Paul Foytack, Tigers’ pitching mainstay in ’50s, ’60s, dies at 90

Detroit News

Tony Paul
 
| The Detroit News

Paul Foytack, a right-handed pitcher who was a mainstay in the Tigers rotation in the 1950s and early 1960s and who might be best known for giving up a home run to Mickey Mantle that is considered the longest in baseball history, has died.

Foytack died Jan. 23 at home in Spring Hill, Tennessee. He was 90.

Foytack pitched parts of 10 seasons with Detroit, debuting in 1953, and then from 1955-63. At one point, he helped anchor a starting rotation that included the likes of future Hall of Famer Jim Bunning, Don Mossi and Frank Lary, all of whom have died in the last three years.

From 1956-62, Foytack reached double-digit wins six times, topping out at 15, twice. In 1956 and 1958, the years he won 15 games, he threw 16 complete games both years. From 1956-59, he threw more than 900 innings. As a Tiger, he was 81-81 with a 4.14 ERA.

In 1961, Foytack was part of a rotation that helped lead the team to 101 wins, good for the playoffs most years, but well behind the juggernaut New York Yankees in the pre-division era.

Notably, on April 26 of that season, Foytack gave up a home run to Roger Maris. It was Maris’ first home run of the season, and he’d go on to hit 61 — eclipsing Babe Ruth’s single-season mark by one. It was that one that never was lost on Foytack.

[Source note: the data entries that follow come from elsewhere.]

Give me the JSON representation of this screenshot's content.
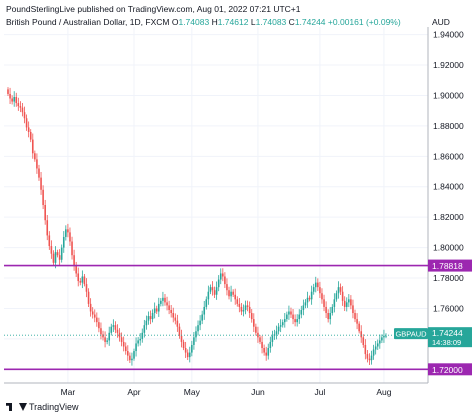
{
  "header": {
    "publisher": "PoundSterlingLive published on TradingView.com, Aug 01, 2022 07:21 UTC+1"
  },
  "instrument": {
    "name": "British Pound / Australian Dollar, 1D, FXCM",
    "o_label": "O",
    "o": "1.74083",
    "h_label": "H",
    "h": "1.74612",
    "l_label": "L",
    "l": "1.74083",
    "c_label": "C",
    "c": "1.74244",
    "change": "+0.00161 (+0.09%)"
  },
  "currency_label": "AUD",
  "footer": {
    "brand": "TradingView"
  },
  "colors": {
    "up": "#26a69a",
    "down": "#ef5350",
    "level": "#9c27b0",
    "last": "#26a69a"
  },
  "chart_data": {
    "type": "candlestick",
    "symbol": "GBPAUD",
    "ylim": [
      1.711,
      1.945
    ],
    "yticks": [
      1.74,
      1.76,
      1.78,
      1.8,
      1.82,
      1.84,
      1.86,
      1.88,
      1.9,
      1.92,
      1.94
    ],
    "ytick_labels": [
      "1.74000",
      "1.76000",
      "1.78000",
      "1.80000",
      "1.82000",
      "1.84000",
      "1.86000",
      "1.88000",
      "1.90000",
      "1.92000",
      "1.94000"
    ],
    "xticks": [
      {
        "label": "Mar",
        "index": 29
      },
      {
        "label": "Apr",
        "index": 61
      },
      {
        "label": "May",
        "index": 89
      },
      {
        "label": "Jun",
        "index": 121
      },
      {
        "label": "Jul",
        "index": 151
      },
      {
        "label": "Aug",
        "index": 182
      }
    ],
    "levels": [
      {
        "value": 1.78818,
        "label": "1.78818"
      },
      {
        "value": 1.72,
        "label": "1.72000"
      }
    ],
    "last_price": {
      "value": 1.74244,
      "label": "1.74244",
      "symbol_label": "GBPAUD",
      "countdown": "14:38:09"
    },
    "closes": [
      1.901,
      1.898,
      1.896,
      1.899,
      1.895,
      1.893,
      1.892,
      1.889,
      1.885,
      1.879,
      1.876,
      1.871,
      1.862,
      1.858,
      1.852,
      1.846,
      1.838,
      1.828,
      1.818,
      1.808,
      1.801,
      1.796,
      1.79,
      1.797,
      1.795,
      1.792,
      1.8,
      1.807,
      1.812,
      1.81,
      1.804,
      1.795,
      1.788,
      1.783,
      1.778,
      1.777,
      1.781,
      1.776,
      1.771,
      1.763,
      1.758,
      1.756,
      1.754,
      1.751,
      1.747,
      1.743,
      1.741,
      1.738,
      1.739,
      1.744,
      1.748,
      1.749,
      1.746,
      1.744,
      1.741,
      1.738,
      1.735,
      1.732,
      1.729,
      1.726,
      1.727,
      1.732,
      1.737,
      1.739,
      1.74,
      1.744,
      1.749,
      1.752,
      1.755,
      1.753,
      1.757,
      1.76,
      1.758,
      1.763,
      1.765,
      1.767,
      1.764,
      1.762,
      1.759,
      1.757,
      1.754,
      1.752,
      1.748,
      1.742,
      1.738,
      1.734,
      1.731,
      1.728,
      1.731,
      1.736,
      1.741,
      1.745,
      1.749,
      1.752,
      1.756,
      1.761,
      1.766,
      1.771,
      1.774,
      1.772,
      1.769,
      1.774,
      1.779,
      1.783,
      1.781,
      1.776,
      1.772,
      1.768,
      1.771,
      1.769,
      1.766,
      1.763,
      1.761,
      1.758,
      1.759,
      1.762,
      1.761,
      1.757,
      1.753,
      1.748,
      1.744,
      1.741,
      1.738,
      1.734,
      1.731,
      1.729,
      1.734,
      1.738,
      1.742,
      1.743,
      1.745,
      1.748,
      1.749,
      1.751,
      1.753,
      1.756,
      1.758,
      1.756,
      1.753,
      1.751,
      1.753,
      1.756,
      1.759,
      1.762,
      1.764,
      1.767,
      1.766,
      1.771,
      1.774,
      1.777,
      1.774,
      1.77,
      1.766,
      1.761,
      1.757,
      1.753,
      1.757,
      1.761,
      1.766,
      1.77,
      1.774,
      1.771,
      1.765,
      1.761,
      1.764,
      1.766,
      1.762,
      1.757,
      1.753,
      1.75,
      1.745,
      1.741,
      1.736,
      1.73,
      1.727,
      1.726,
      1.729,
      1.733,
      1.735,
      1.737,
      1.739,
      1.741,
      1.742,
      1.742
    ]
  }
}
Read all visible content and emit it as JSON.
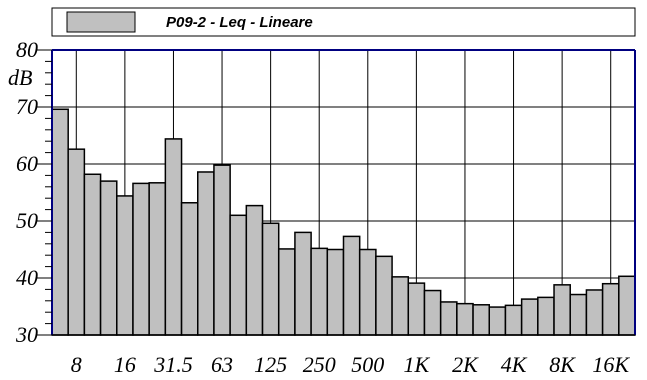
{
  "chart_data": {
    "type": "bar",
    "title": "P09-2 - Leq - Lineare",
    "ylabel": "dB",
    "xlabel": "",
    "ylim": [
      30,
      80
    ],
    "grid": true,
    "legend": "top",
    "y_ticks": [
      "30",
      "40",
      "50",
      "60",
      "70",
      "80"
    ],
    "x_tick_labels": [
      "8",
      "16",
      "31.5",
      "63",
      "125",
      "250",
      "500",
      "1K",
      "2K",
      "4K",
      "8K",
      "16K"
    ],
    "series": [
      {
        "name": "P09-2 - Leq - Lineare",
        "color": "#c0c0c0",
        "values": [
          69.6,
          62.6,
          58.2,
          57.0,
          54.4,
          56.6,
          56.7,
          64.4,
          53.2,
          58.6,
          59.8,
          51.0,
          52.7,
          49.6,
          45.1,
          48.0,
          45.2,
          45.0,
          47.3,
          45.0,
          43.8,
          40.2,
          39.1,
          37.8,
          35.8,
          35.5,
          35.3,
          34.9,
          35.2,
          36.3,
          36.6,
          38.8,
          37.1,
          37.9,
          39.0,
          40.3
        ]
      }
    ]
  }
}
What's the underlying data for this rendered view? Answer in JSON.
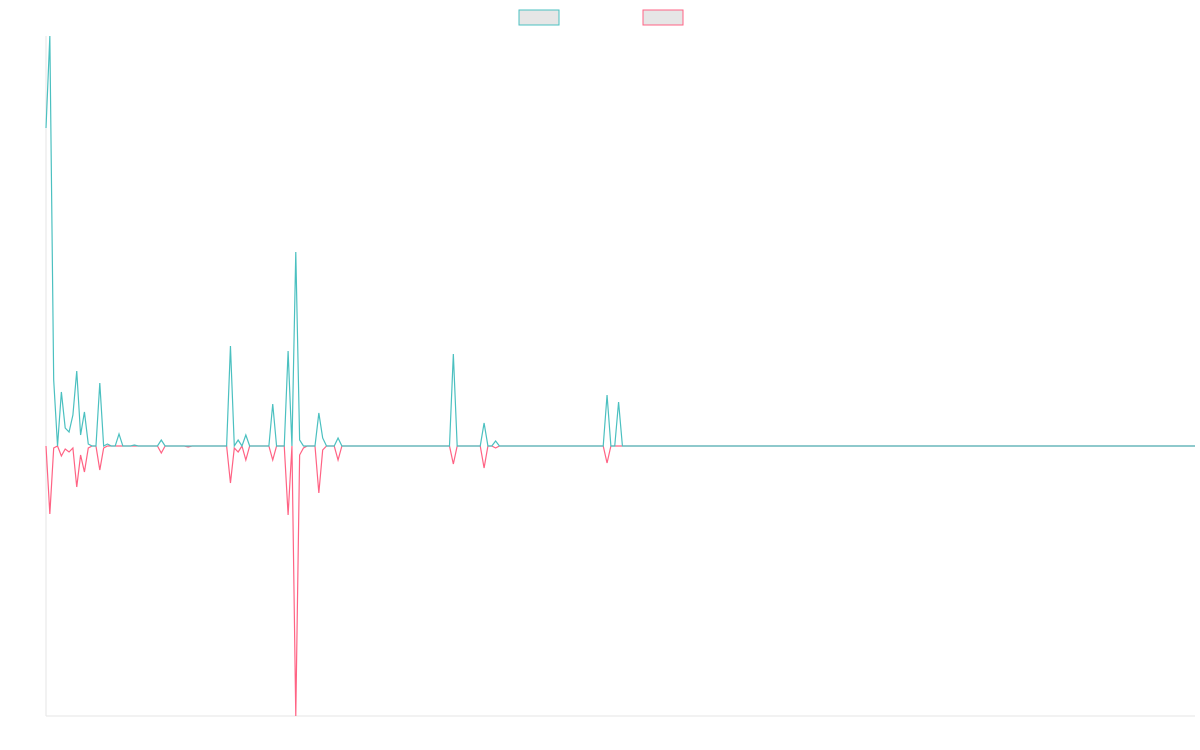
{
  "chart_data": {
    "type": "line",
    "legend": "top",
    "ylim": [
      -270,
      410
    ],
    "categories": [
      null,
      null,
      null,
      null,
      null,
      null,
      null,
      null,
      null,
      null,
      null,
      null,
      null,
      null,
      null,
      null,
      null,
      null,
      null,
      null,
      null,
      null,
      null,
      null,
      null,
      null,
      null,
      null,
      null,
      null,
      null,
      null,
      null,
      null,
      null,
      null,
      null,
      null,
      null,
      null,
      null,
      null,
      null,
      null,
      null,
      null,
      null,
      null,
      null,
      null,
      null,
      null,
      null,
      null,
      null,
      null,
      null,
      null,
      null,
      null,
      null,
      null,
      null,
      null,
      null,
      null,
      null,
      null,
      null,
      null,
      null,
      null,
      null,
      null,
      null,
      null,
      null,
      null,
      null,
      null,
      null,
      null,
      null,
      null,
      null,
      null,
      null,
      null,
      null,
      null,
      null,
      null,
      null,
      null,
      null,
      null,
      null,
      null,
      null,
      null,
      null,
      null,
      null,
      null,
      null,
      null,
      null,
      null,
      null,
      null,
      null,
      null,
      null,
      null,
      null,
      null,
      null,
      null,
      null,
      null,
      null,
      null,
      null,
      null,
      null,
      null,
      null,
      null,
      null,
      null,
      null,
      null,
      null,
      null,
      null,
      null,
      null,
      null,
      null,
      null,
      null,
      null,
      null,
      null,
      null,
      null,
      null,
      null,
      null,
      null,
      null,
      null,
      null,
      null,
      null,
      null,
      null,
      null,
      null,
      null,
      null,
      null,
      null,
      null,
      null,
      null,
      null,
      null,
      null,
      null,
      null,
      null,
      null,
      null,
      null,
      null,
      null,
      null,
      null,
      null,
      null,
      null,
      null,
      null,
      null,
      null,
      null,
      null,
      null,
      null,
      null,
      null,
      null,
      null,
      null,
      null,
      null,
      null,
      null,
      null,
      null,
      null,
      null,
      null,
      null,
      null,
      null,
      null,
      null,
      null,
      null,
      null,
      null,
      null,
      null,
      null,
      null,
      null,
      null,
      null,
      null,
      null,
      null,
      null,
      null,
      null,
      null,
      null,
      null,
      null,
      null,
      null,
      null,
      null,
      null,
      null,
      null,
      null,
      null,
      null,
      null,
      null,
      null,
      null,
      null,
      null,
      null,
      null,
      null,
      null,
      null,
      null,
      null,
      null,
      null,
      null,
      null,
      null,
      null,
      null,
      null,
      null,
      null,
      null,
      null,
      null,
      null,
      null,
      null,
      null,
      null,
      null,
      null,
      null,
      null,
      null,
      null,
      null,
      null,
      null,
      null,
      null,
      null,
      null,
      null,
      null,
      null,
      null,
      null,
      null,
      null,
      null,
      null,
      null,
      null,
      null,
      null,
      null,
      null,
      null
    ],
    "series": [
      {
        "color": "#4bc0c0",
        "values": [
          318,
          410,
          66,
          0,
          54,
          18,
          14,
          31,
          75,
          11,
          34,
          2,
          0,
          0,
          63,
          0,
          2,
          0,
          0,
          12,
          0,
          0,
          0,
          1,
          0,
          0,
          0,
          0,
          0,
          0,
          6,
          0,
          0,
          0,
          0,
          0,
          0,
          0,
          0,
          0,
          0,
          0,
          0,
          0,
          0,
          0,
          0,
          0,
          100,
          0,
          6,
          0,
          11,
          0,
          0,
          0,
          0,
          0,
          0,
          42,
          0,
          0,
          0,
          95,
          0,
          194,
          6,
          0,
          0,
          0,
          0,
          33,
          8,
          0,
          0,
          0,
          8,
          0,
          0,
          0,
          0,
          0,
          0,
          0,
          0,
          0,
          0,
          0,
          0,
          0,
          0,
          0,
          0,
          0,
          0,
          0,
          0,
          0,
          0,
          0,
          0,
          0,
          0,
          0,
          0,
          0,
          92,
          0,
          0,
          0,
          0,
          0,
          0,
          0,
          23,
          0,
          0,
          5,
          0,
          0,
          0,
          0,
          0,
          0,
          0,
          0,
          0,
          0,
          0,
          0,
          0,
          0,
          0,
          0,
          0,
          0,
          0,
          0,
          0,
          0,
          0,
          0,
          0,
          0,
          0,
          0,
          51,
          0,
          0,
          44,
          0,
          0,
          0,
          0,
          0,
          0,
          0,
          0,
          0,
          0,
          0,
          0,
          0,
          0,
          0,
          0,
          0,
          0,
          0,
          0,
          0,
          0,
          0,
          0,
          0,
          0,
          0,
          0,
          0,
          0,
          0,
          0,
          0,
          0,
          0,
          0,
          0,
          0,
          0,
          0,
          0,
          0,
          0,
          0,
          0,
          0,
          0,
          0,
          0,
          0,
          0,
          0,
          0,
          0,
          0,
          0,
          0,
          0,
          0,
          0,
          0,
          0,
          0,
          0,
          0,
          0,
          0,
          0,
          0,
          0,
          0,
          0,
          0,
          0,
          0,
          0,
          0,
          0,
          0,
          0,
          0,
          0,
          0,
          0,
          0,
          0,
          0,
          0,
          0,
          0,
          0,
          0,
          0,
          0,
          0,
          0,
          0,
          0,
          0,
          0,
          0,
          0,
          0,
          0,
          0,
          0,
          0,
          0,
          0,
          0,
          0,
          0,
          0,
          0,
          0,
          0,
          0,
          0,
          0,
          0,
          0,
          0,
          0,
          0,
          0,
          0,
          0,
          0,
          0,
          0,
          0,
          0,
          0,
          0,
          0,
          0,
          0,
          0,
          0,
          0,
          0,
          0,
          0,
          0,
          0,
          0,
          0,
          0,
          0,
          0
        ]
      },
      {
        "color": "#ff6384",
        "values": [
          0,
          -68,
          -2,
          0,
          -10,
          -3,
          -6,
          -2,
          -41,
          -9,
          -26,
          -2,
          0,
          0,
          -24,
          -2,
          0,
          0,
          0,
          0,
          0,
          0,
          0,
          0,
          0,
          0,
          0,
          0,
          0,
          0,
          -7,
          0,
          0,
          0,
          0,
          0,
          0,
          -1,
          0,
          0,
          0,
          0,
          0,
          0,
          0,
          0,
          0,
          0,
          -37,
          -2,
          -6,
          0,
          -14,
          0,
          0,
          0,
          0,
          0,
          0,
          -14,
          0,
          0,
          0,
          -69,
          0,
          -270,
          -9,
          -2,
          0,
          0,
          0,
          -47,
          -4,
          0,
          0,
          0,
          -14,
          0,
          0,
          0,
          0,
          0,
          0,
          0,
          0,
          0,
          0,
          0,
          0,
          0,
          0,
          0,
          0,
          0,
          0,
          0,
          0,
          0,
          0,
          0,
          0,
          0,
          0,
          0,
          0,
          0,
          -18,
          0,
          0,
          0,
          0,
          0,
          0,
          0,
          -22,
          0,
          0,
          -2,
          0,
          0,
          0,
          0,
          0,
          0,
          0,
          0,
          0,
          0,
          0,
          0,
          0,
          0,
          0,
          0,
          0,
          0,
          0,
          0,
          0,
          0,
          0,
          0,
          0,
          0,
          0,
          0,
          -17,
          0,
          0,
          0,
          0,
          0,
          0,
          0,
          0,
          0,
          0,
          0,
          0,
          0,
          0,
          0,
          0,
          0,
          0,
          0,
          0,
          0,
          0,
          0,
          0,
          0,
          0,
          0,
          0,
          0,
          0,
          0,
          0,
          0,
          0,
          0,
          0,
          0,
          0,
          0,
          0,
          0,
          0,
          0,
          0,
          0,
          0,
          0,
          0,
          0,
          0,
          0,
          0,
          0,
          0,
          0,
          0,
          0,
          0,
          0,
          0,
          0,
          0,
          0,
          0,
          0,
          0,
          0,
          0,
          0,
          0,
          0,
          0,
          0,
          0,
          0,
          0,
          0,
          0,
          0,
          0,
          0,
          0,
          0,
          0,
          0,
          0,
          0,
          0,
          0,
          0,
          0,
          0,
          0,
          0,
          0,
          0,
          0,
          0,
          0,
          0,
          0,
          0,
          0,
          0,
          0,
          0,
          0,
          0,
          0,
          0,
          0,
          0,
          0,
          0,
          0,
          0,
          0,
          0,
          0,
          0,
          0,
          0,
          0,
          0,
          0,
          0,
          0,
          0,
          0,
          0,
          0,
          0,
          0,
          0,
          0,
          0,
          0,
          0,
          0,
          0,
          0,
          0,
          0,
          0,
          0,
          0,
          0,
          0,
          0,
          0,
          0,
          0,
          0
        ]
      }
    ]
  }
}
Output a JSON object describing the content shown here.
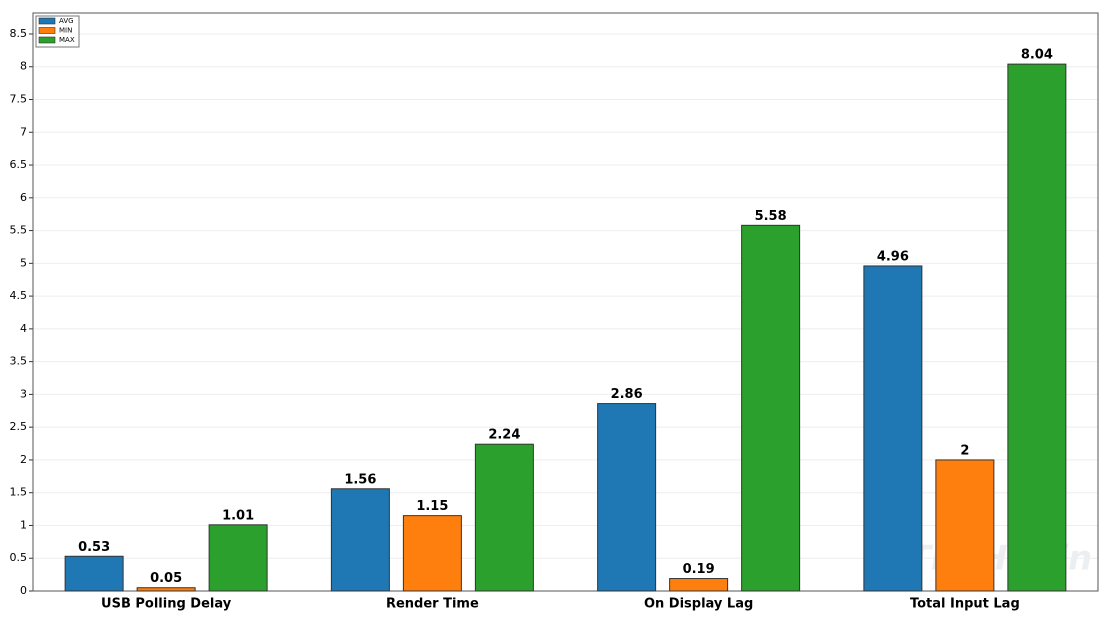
{
  "chart_data": {
    "type": "bar",
    "categories": [
      "USB Polling Delay",
      "Render Time",
      "On Display Lag",
      "Total Input Lag"
    ],
    "series": [
      {
        "name": "AVG",
        "color": "#1f77b4",
        "values": [
          0.53,
          1.56,
          2.86,
          4.96
        ]
      },
      {
        "name": "MIN",
        "color": "#ff7f0e",
        "values": [
          0.05,
          1.15,
          0.19,
          2
        ]
      },
      {
        "name": "MAX",
        "color": "#2ca02c",
        "values": [
          1.01,
          2.24,
          5.58,
          8.04
        ]
      }
    ],
    "ylim": [
      0,
      8.82
    ],
    "yticks": [
      0,
      0.5,
      1,
      1.5,
      2,
      2.5,
      3,
      3.5,
      4,
      4.5,
      5,
      5.5,
      6,
      6.5,
      7,
      7.5,
      8,
      8.5
    ],
    "grid": true,
    "legend": "upper-left",
    "watermark": "TECHFI.in"
  }
}
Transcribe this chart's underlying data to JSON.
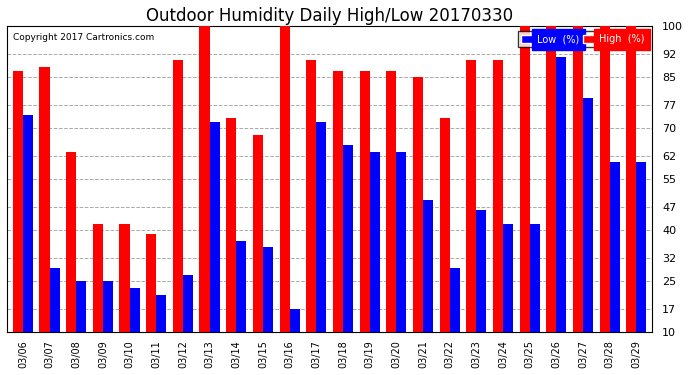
{
  "title": "Outdoor Humidity Daily High/Low 20170330",
  "copyright": "Copyright 2017 Cartronics.com",
  "legend_low_label": "Low  (%)",
  "legend_high_label": "High  (%)",
  "dates": [
    "03/06",
    "03/07",
    "03/08",
    "03/09",
    "03/10",
    "03/11",
    "03/12",
    "03/13",
    "03/14",
    "03/15",
    "03/16",
    "03/17",
    "03/18",
    "03/19",
    "03/20",
    "03/21",
    "03/22",
    "03/23",
    "03/24",
    "03/25",
    "03/26",
    "03/27",
    "03/28",
    "03/29"
  ],
  "high": [
    87,
    88,
    63,
    42,
    42,
    39,
    90,
    100,
    73,
    68,
    100,
    90,
    87,
    87,
    87,
    85,
    73,
    90,
    90,
    100,
    100,
    100,
    100,
    100
  ],
  "low": [
    74,
    29,
    25,
    25,
    23,
    21,
    27,
    72,
    37,
    35,
    17,
    72,
    65,
    63,
    63,
    49,
    29,
    46,
    42,
    42,
    91,
    79,
    60,
    60
  ],
  "ylim": [
    10,
    100
  ],
  "yticks": [
    10,
    17,
    25,
    32,
    40,
    47,
    55,
    62,
    70,
    77,
    85,
    92,
    100
  ],
  "background_color": "#ffffff",
  "plot_bg_color": "#ffffff",
  "grid_color": "#aaaaaa",
  "bar_color_high": "#ff0000",
  "bar_color_low": "#0000ff",
  "title_fontsize": 12,
  "bar_width": 0.38
}
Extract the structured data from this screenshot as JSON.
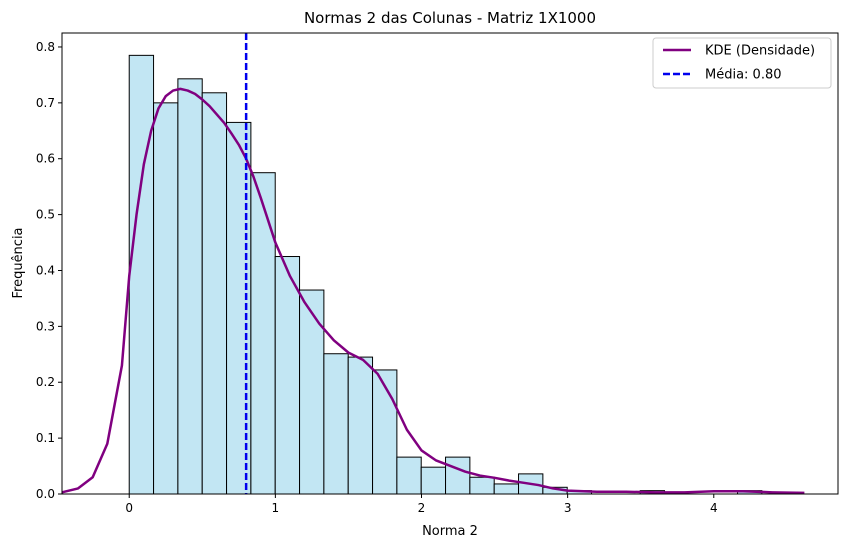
{
  "chart_data": {
    "type": "bar",
    "title": "Normas 2 das Colunas - Matriz 1X1000",
    "xlabel": "Norma 2",
    "ylabel": "Frequência",
    "xlim": [
      -0.46,
      4.85
    ],
    "ylim": [
      0,
      0.825
    ],
    "xticks": [
      0,
      1,
      2,
      3,
      4
    ],
    "yticks": [
      0.0,
      0.1,
      0.2,
      0.3,
      0.4,
      0.5,
      0.6,
      0.7,
      0.8
    ],
    "grid": false,
    "legend_position": "top-right",
    "histogram": {
      "bin_start": 0.0,
      "bin_width": 0.1665,
      "heights": [
        0.785,
        0.7,
        0.743,
        0.718,
        0.665,
        0.575,
        0.425,
        0.365,
        0.251,
        0.245,
        0.222,
        0.066,
        0.048,
        0.066,
        0.03,
        0.018,
        0.036,
        0.012,
        0.006,
        0.0,
        0.0,
        0.006,
        0.0,
        0.0,
        0.0,
        0.006
      ],
      "fill_color": "#c2e6f3",
      "edge_color": "#000000"
    },
    "series": [
      {
        "name": "KDE (Densidade)",
        "type": "line",
        "color": "#800080",
        "x": [
          -0.46,
          -0.35,
          -0.25,
          -0.15,
          -0.05,
          0.0,
          0.05,
          0.1,
          0.15,
          0.2,
          0.25,
          0.3,
          0.35,
          0.4,
          0.45,
          0.5,
          0.55,
          0.6,
          0.65,
          0.7,
          0.75,
          0.8,
          0.85,
          0.9,
          0.95,
          1.0,
          1.1,
          1.2,
          1.3,
          1.4,
          1.5,
          1.6,
          1.7,
          1.8,
          1.9,
          2.0,
          2.1,
          2.2,
          2.3,
          2.4,
          2.5,
          2.6,
          2.7,
          2.8,
          2.9,
          3.0,
          3.2,
          3.4,
          3.6,
          3.8,
          4.0,
          4.2,
          4.4,
          4.62
        ],
        "y": [
          0.003,
          0.01,
          0.03,
          0.09,
          0.23,
          0.39,
          0.5,
          0.59,
          0.65,
          0.69,
          0.712,
          0.722,
          0.725,
          0.722,
          0.716,
          0.706,
          0.694,
          0.679,
          0.664,
          0.645,
          0.625,
          0.6,
          0.568,
          0.53,
          0.49,
          0.45,
          0.39,
          0.343,
          0.305,
          0.275,
          0.253,
          0.24,
          0.215,
          0.17,
          0.115,
          0.078,
          0.06,
          0.05,
          0.04,
          0.033,
          0.029,
          0.024,
          0.02,
          0.016,
          0.01,
          0.006,
          0.004,
          0.004,
          0.003,
          0.003,
          0.005,
          0.005,
          0.003,
          0.002
        ]
      },
      {
        "name": "Média: 0.80",
        "type": "vline",
        "color": "#0000ee",
        "x": 0.8
      }
    ]
  }
}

“I told Roger he should have sent me $400 a month after that,” Foytack told the New York Times in 2007. “If it wasn’t for me, he wouldn’t have hit 61.”

It was on that same mound at Tiger Stadium — called Briggs Stadium then — where Foytack stood in September 1960 when Mantle hit a home run over the right-field roof.

Years later, it was measured at 643 feet, .0069 inches, the longest in recorded baseball history. Kirk Gibson also hit one to the lumberyard across Trumbull Avenue, but was measured at less than 500 feet. Reggie Jackson’s homer in the 1971 All-Star Game might’ve challenged Mantle, had it not hit the light tower.

Foytack’s name is in the record books for another home run — OK, actually, four of them. After he was traded by the Tigers to the then-California Angels in 1963, he gave up home runs to four consecutive batters. He volunteered to pitch in relief that July 31, even though he had started and gone seven innings just three days earlier. That was a major-league record, since tied by the Yankees’ Chase Wright in 2007.

“I never thought that much about it,” Foytack once told the New York Times. “After I was told that it was a record, I said, ‘Well, I finally got in the record book.’”

For his career, Foytack, a Scranton, Pennsylvania native, was 86-87 with a 4.14 ERA.

Even after his tenure with the Tigers ended, he remained a presence in the Detroit community. In 2001, he was a co-recipient, along with Sparky Anderson and Tom Tresh, of the Hank Aguirre Memorial Award, presented annually at the Fr. Vincent Welch Memorial Dinner in Troy. The award is given to a sports figure, usually baseball, who has contributed to the greater Detroit and Michigan sports community.

Foytack was preceded in death by wife Kitty; they were married for 68 years and had four children, eight grandchildren and 17 great-grandchildren.